What To Do If You’ve Suffered a Data Breach
Data breaches are a significant hazard to modern businesses. 2016 was a year of record breaches for business and security experts expect that 2017 will be no different.
And don’t think that SMBs are immune. In fact, cyber criminals have started to go after small businesses on purpose, largely because small business aren’t as protected as bigger targets.
So, what should you do once you’ve suffered a data breach?
Secure Your Data
You need to figure out how the attacks got in and seal the point of entry, but this might take time. Your first priority is to protect your data. Cut your network connections and secure your critical data.
Don’t wait. Once you’re aware that you’ve suffered a breach, you need to communicate with all the parties who could be involved. This could mean customers, clients, or your own employees.
Your first communication doesn’t need to be detailed and you certainly shouldn’t wait until after your full investigation, which could take months. Let all relevant parties know about the breach, what you think happened, what data might be compromised, who to contact if they need more information, what your next steps are, and finally, how sorry you are. Consider this email from Gabe Newell, head of game company Valve, which, at the time, had 30 million active accounts.
You will communicate once more, after your full investigation, but we’ll get to that.
If you’re a medium or larger organization, your IT person (or department) will already be in full battle stations mode. If this is the case, order coffee and doughnuts for their war room and stay out of the way.
If you’re a smaller business and don’t have a dedicated IT person, you will need to pay an IT freelancer to help you solve your problem. IT security is not an area where you want to cut corners and save money. Think of all your valuable business data: customer credit cards, clients intellectual property, banking records—all these things deserve better than cut-rate IT.
Make sure you and your IT support document everything you can about the breach. When you’re conducting a post-mortem, you want the who, what, when, where, how, and why in as much detail as possible. This will help you prevent attacks, prepare a better response in the case of future incidents, and may help you in the case of legal action.
Report to the Government
The law regarding data breaches in Canada is changing. According to amendments to the Personal Information Protection and Electronic Documents Act, you will soon be legally obligated to report your data breach to the Office of the Privacy Commissioner of Canada. Be aware that if you do business in the United States, you will also have to report your breach, although different states have different laws. You can find a summary here.
Communicate a Second Time
Once you have a full picture of what happened, communicate to all relevant parties a second time. You should explain what happened, exactly what data was compromised, how you will remedy the situation, and once again apologize.
The Bottom Line
If a data breach sounds like a bad day at the office, you’re right.

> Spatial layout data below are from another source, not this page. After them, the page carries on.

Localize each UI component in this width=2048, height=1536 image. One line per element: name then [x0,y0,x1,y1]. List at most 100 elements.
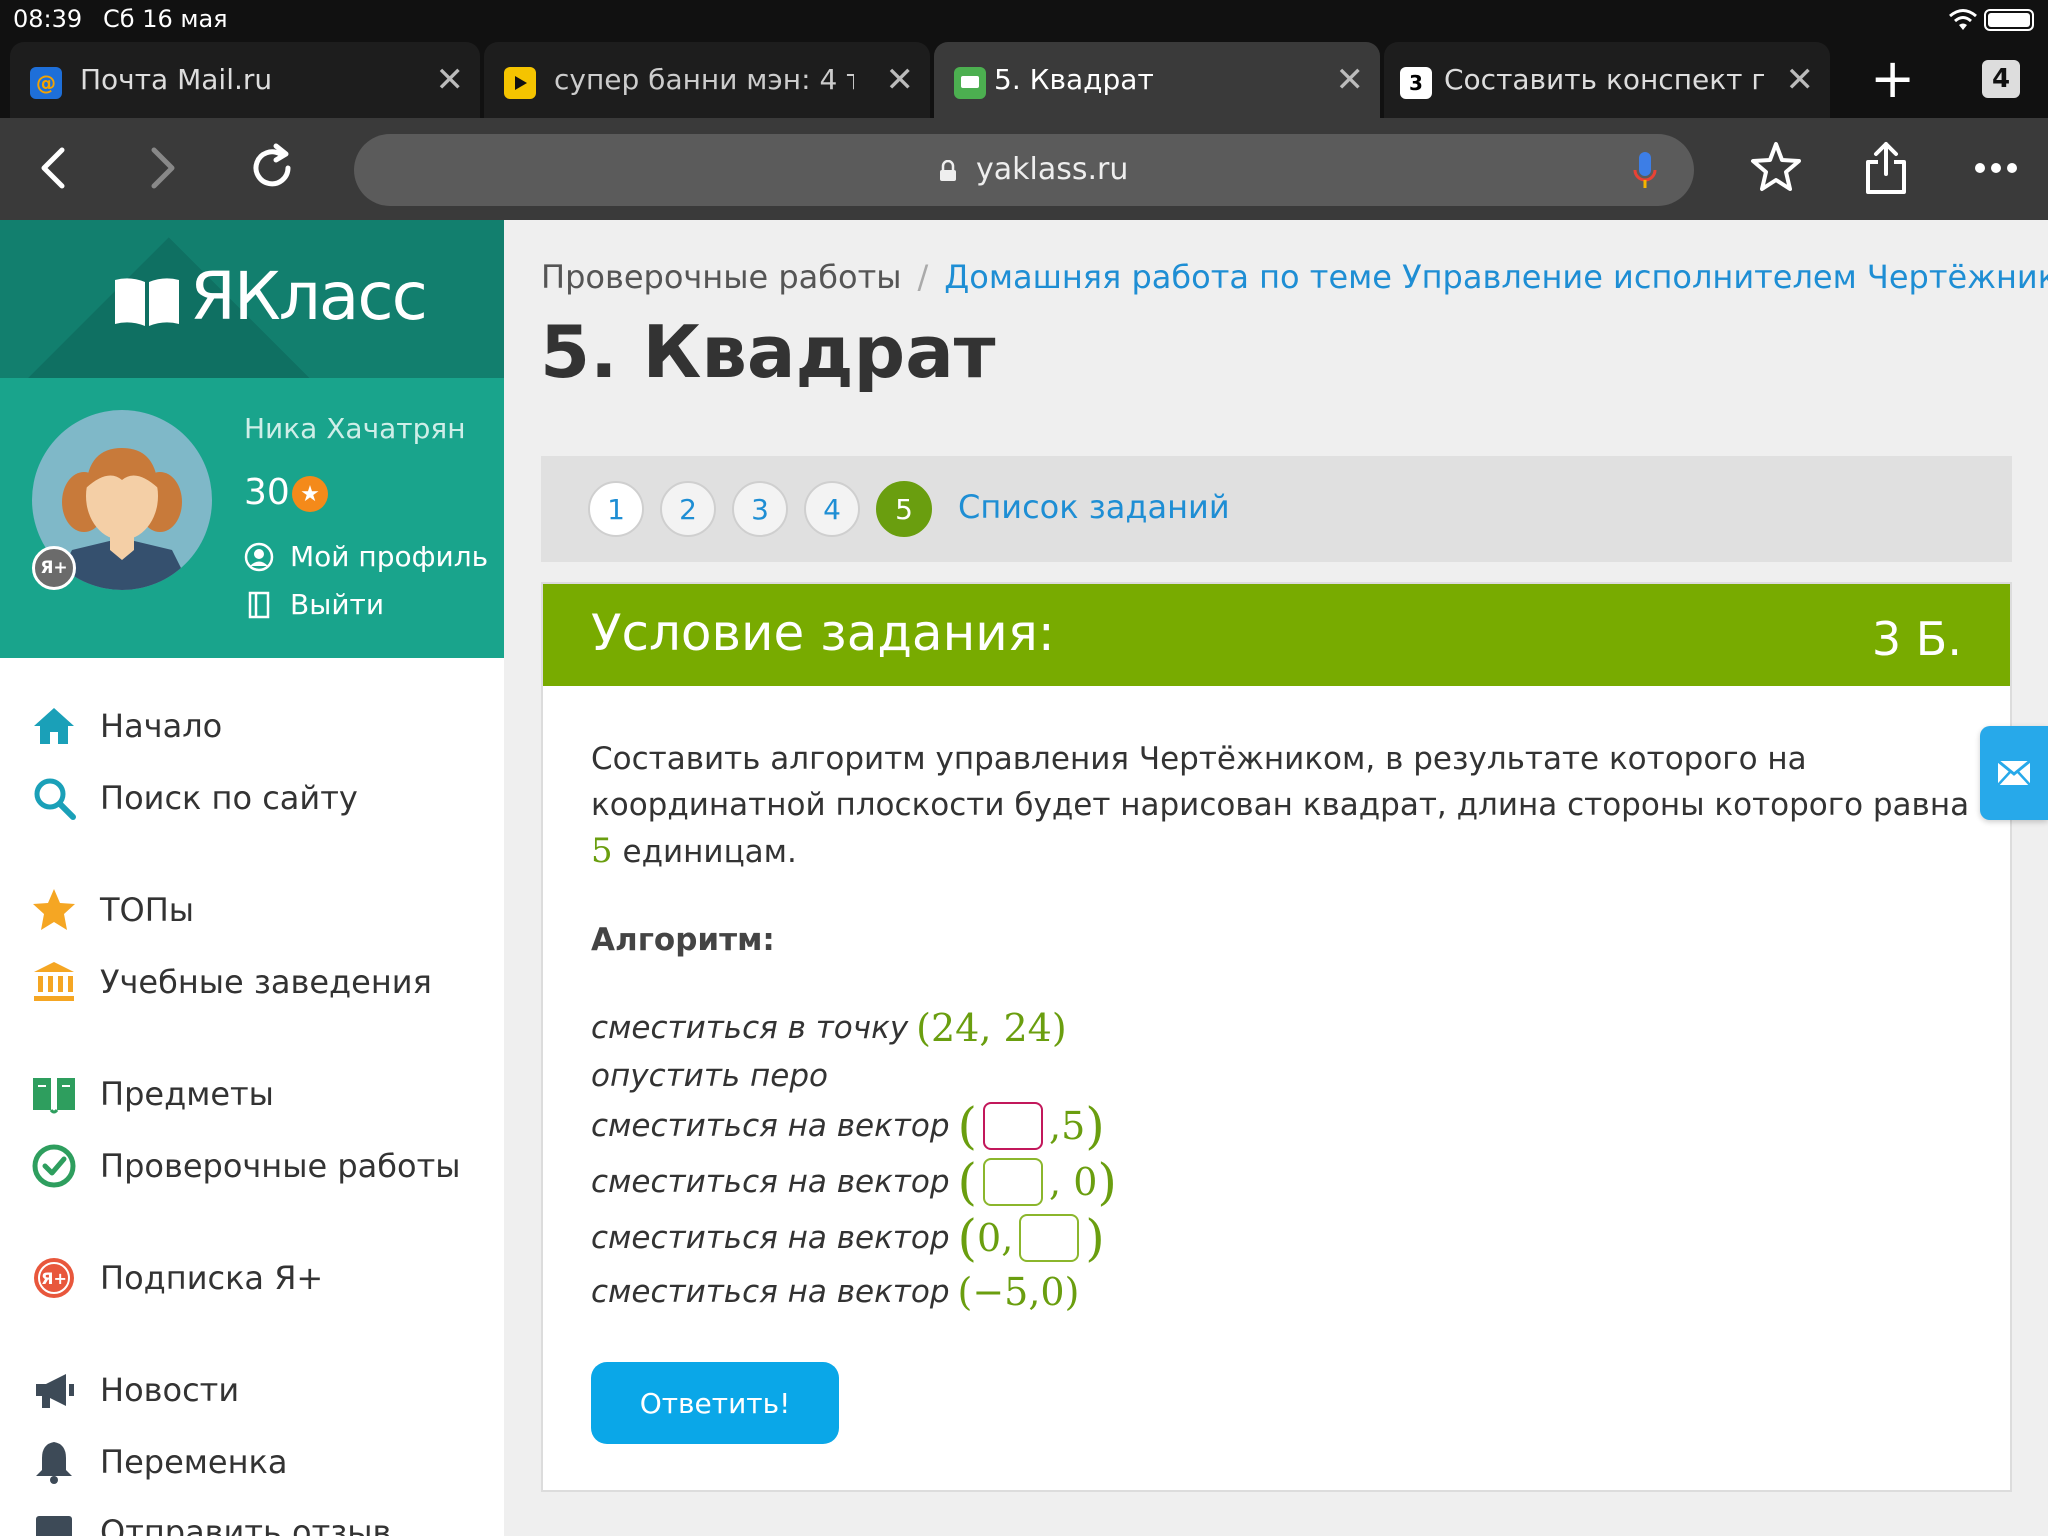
point-coordinates: (24, 24) [916,1006,1067,1050]
breadcrumb-separator: / [917,258,929,296]
reload-icon[interactable] [242,138,302,198]
vector-3-y-input[interactable] [1019,1214,1080,1262]
logo-book-icon [115,278,179,326]
site-header: ЯКласс [0,220,504,378]
menu-item-subscription[interactable]: Я+ Подписка Я+ [30,1254,323,1302]
menu-item-home[interactable]: Начало [30,702,222,750]
menu-label: Поиск по сайту [100,779,358,817]
back-icon[interactable] [24,138,84,198]
menu-label: Переменка [100,1443,288,1481]
bell-icon [30,1438,78,1486]
algorithm-line-1: сместиться в точку (24, 24) [591,1006,1067,1050]
menu-item-feedback[interactable]: Отправить отзыв [30,1508,391,1536]
url-text: yaklass.ru [976,152,1129,187]
home-icon [30,702,78,750]
status-date: Сб 16 мая [103,5,228,33]
step-4[interactable]: 4 [804,481,860,537]
site-logo[interactable]: ЯКласс [190,258,428,335]
vector-1-x-input[interactable] [983,1102,1044,1150]
menu-label: Проверочные работы [100,1147,461,1185]
forward-icon[interactable] [132,138,192,198]
close-icon[interactable]: ✕ [436,60,465,100]
feedback-mail-button[interactable] [1980,726,2048,820]
institution-icon [30,958,78,1006]
menu-label: ТОПы [100,891,195,929]
tab-strip: @ Почта Mail.ru ✕ супер банни мэн: 4 тыс… [0,40,2048,118]
yaklass-icon [954,67,986,99]
status-bar: 08:39 Сб 16 мая [0,0,2048,40]
menu-item-subjects[interactable]: Предметы [30,1070,274,1118]
menu-item-search[interactable]: Поиск по сайту [30,774,358,822]
menu-label: Новости [100,1371,240,1409]
megaphone-icon [30,1366,78,1414]
my-profile-label: Мой профиль [290,540,489,573]
mail-ru-icon: @ [30,67,62,99]
menu-item-schools[interactable]: Учебные заведения [30,958,432,1006]
side-length-value: 5 [591,831,613,871]
subscription-badge: Я+ [32,546,76,590]
search-icon [30,774,78,822]
page-title: 5. Квадрат [540,310,996,394]
submit-answer-button[interactable]: Ответить! [591,1362,839,1444]
lock-icon [940,160,956,181]
feedback-icon [30,1508,78,1536]
algorithm-line-4: сместиться на вектор ( , 0 ) [591,1153,1117,1211]
star-icon: ★ [292,476,328,512]
tab-kvadrat[interactable]: 5. Квадрат ✕ [934,42,1380,118]
close-icon[interactable]: ✕ [1786,60,1815,100]
menu-label: Подписка Я+ [100,1259,324,1297]
algorithm-line-6: сместиться на вектор (−5,0) [591,1270,1080,1314]
open-book-icon [30,1070,78,1118]
step-2[interactable]: 2 [660,481,716,537]
youtube-play-icon [504,67,536,99]
task-list-link[interactable]: Список заданий [958,488,1230,526]
microphone-icon[interactable] [1632,150,1658,192]
menu-label: Учебные заведения [100,963,432,1001]
more-menu-icon[interactable] [1966,138,2026,198]
my-profile-link[interactable]: Мой профиль [244,540,488,573]
tab-title: Составить конспект по [1444,63,1764,96]
step-3[interactable]: 3 [732,481,788,537]
tab-youtube[interactable]: супер банни мэн: 4 тыс ✕ [484,42,930,118]
menu-label: Начало [100,707,223,745]
svg-text:Я+: Я+ [41,1269,67,1288]
znanija-icon: 3 [1400,67,1432,99]
user-points: 30 [244,472,290,513]
battery-icon [1984,9,2034,31]
subscription-icon: Я+ [30,1254,78,1302]
logout-link[interactable]: Выйти [244,588,384,621]
check-circle-icon [30,1142,78,1190]
menu-item-break[interactable]: Переменка [30,1438,287,1486]
share-icon[interactable] [1856,138,1916,198]
breadcrumb: Проверочные работы / Домашняя работа по те… [541,258,2048,296]
step-1[interactable]: 1 [588,481,644,537]
menu-item-tests[interactable]: Проверочные работы [30,1142,460,1190]
menu-item-tops[interactable]: ТОПы [30,886,194,934]
vector-2-x-input[interactable] [983,1158,1044,1206]
door-icon [248,591,270,618]
tab-title: Почта Mail.ru [80,63,273,96]
tab-znanija[interactable]: 3 Составить конспект по ✕ [1384,42,1830,118]
address-bar[interactable]: yaklass.ru [354,134,1694,206]
browser-toolbar: yaklass.ru [0,118,2048,220]
tab-mail[interactable]: @ Почта Mail.ru ✕ [10,42,480,118]
wifi-icon [1949,9,1977,30]
task-score: 3 Б. [1871,612,1962,666]
breadcrumb-current[interactable]: Домашняя работа по теме Управление испол… [944,258,2048,296]
envelope-icon [1997,759,2031,786]
task-statement: Составить алгоритм управления Чертёжнико… [591,741,1970,871]
tab-title: 5. Квадрат [994,63,1154,96]
close-icon[interactable]: ✕ [886,60,915,100]
tab-count-button[interactable]: 4 [1982,60,2020,98]
bookmark-star-icon[interactable] [1746,138,1806,198]
menu-item-news[interactable]: Новости [30,1366,239,1414]
close-icon[interactable]: ✕ [1336,60,1365,100]
new-tab-button[interactable]: + [1870,52,1915,106]
logout-label: Выйти [290,588,385,621]
star-icon [30,886,78,934]
step-5-active[interactable]: 5 [876,481,932,537]
algorithm-line-2: опустить перо [591,1058,828,1094]
task-header: Условие задания: 3 Б. [543,584,2010,686]
breadcrumb-root[interactable]: Проверочные работы [541,258,901,296]
user-name: Ника Хачатрян [244,412,466,445]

The sad truth is that only 31% of SMBs actively guard against breaches. That’s too bad, because 70% of attacks are against SMBs, said attacks cost around $36,000, and it’s estimated that 60% of SMBs go out of business six months after an attack.
A data breach is one of the worst kinds of disasters a modern business can face, and we’ve written this because it’s a good idea to know how to respond to a disaster. However, it’s also true that it’s even better to guard against disaster in the first place. Most SMBs don’t guard against data breaches, but yours should. If you’re unsure of your protections against data breaches are, speak to your IT department right away.